A complete unit with direct instruction to the student, ample practice problems and word problems. Common Core aligned. Great for independent practice/homework.
The unit Regrouping in Addition deals with addition within 0-100, both mentally and in columns, especially concentrating on regrouping in addition (carrying).
Mental math is important because it builds number sense. We study adding mentally a two-digit number and a single-digit number where the answer goes to the next ten (problems such as 36 + 8 or 45 + 9). These additions use the helping problem composed of the single-digit numbers (6 + 8 or 5 + 9). The student knows that 6 + 8 fills the first ten and is four more than the ten. He/she will learn to use that fact when adding 36 + 8. The sum 36 + 8 fills the next whole ten (40), and is four more than that, or 44.
We also study adding two-digit numbers in columns, and regrouping with tens, or "carrying," which is illustrated and explained in detail with the help of visual models. These visual models take the place of base-ten blocks or other manipulatives. You are welcome to use actual manipulatives if you prefer.
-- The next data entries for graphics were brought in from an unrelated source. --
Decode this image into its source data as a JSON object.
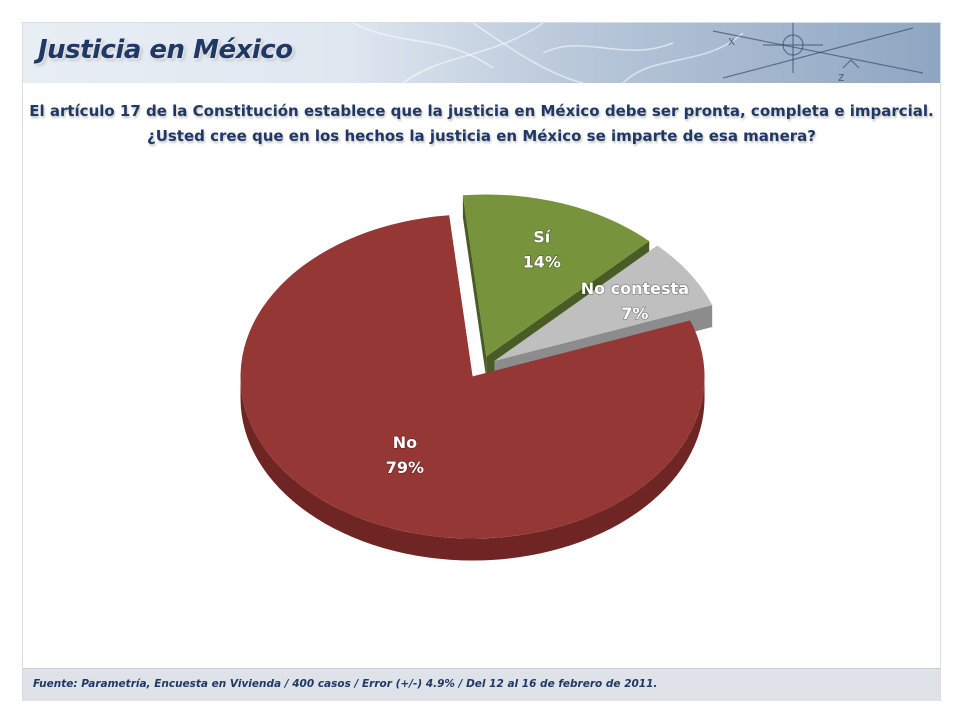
{
  "header": {
    "title": "Justicia en México"
  },
  "question": {
    "line1": "El artículo 17 de la Constitución establece que la justicia en México debe ser pronta, completa e imparcial.",
    "line2": "¿Usted cree que en los hechos la justicia en México se imparte de esa manera?"
  },
  "chart_data": {
    "type": "pie",
    "style": "3d-exploded",
    "title": "",
    "slices": [
      {
        "label": "No",
        "value": 79,
        "value_label": "79%",
        "color": "#953735",
        "side_color": "#6e2523"
      },
      {
        "label": "No contesta",
        "value": 7,
        "value_label": "7%",
        "color": "#bfbfbf",
        "side_color": "#8c8c8c"
      },
      {
        "label": "Sí",
        "value": 14,
        "value_label": "14%",
        "color": "#77933c",
        "side_color": "#4a5c25"
      }
    ],
    "legend": "none"
  },
  "footer": {
    "source": "Fuente: Parametría, Encuesta en Vivienda / 400 casos / Error (+/-) 4.9% / Del 12 al 16 de febrero de 2011."
  }
}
The main concept to understand is that 10 ones make a new ten, and this new ten is regrouped with the other
tens, written using a little 1 in the tens column.
In order to prepare for adding three or four two-digit numbers in columns, we practice explicitly how to add 3 or 4 single-digit numbers, such as 7 + 8 + 6 + 4, and the principle of adding in parts (such as 13 + 16 is the same as 10 + 10 and 3 + 6).
The lessons also include lots of word problems, review of even and odd numbers, and occasional review problems about doubling. Later on, in the lesson Adding 3-Digit Numbers in Columns, the student adds three-digit numbers, regrouping in tens, but there is no regrouping in hundreds. Students already know how to regroup two-digit numbers, so this lesson only extends that knowledge to numbers that have three digits.
In the next lesson, students regroup ten tens as a hundred (or carry to the hundreds). This is first illustrated with visual models. You can do the exercises that include visual models with manipulatives instead (base ten blocks), if you prefer.
Then we study regrouping twice: 10 ones form a new ten, and then 10 tens form a new hundred. Again, students work first with visual models, with the aim of helping them to understand the concept itself. Then, they do the process with numbers only, adding in columns.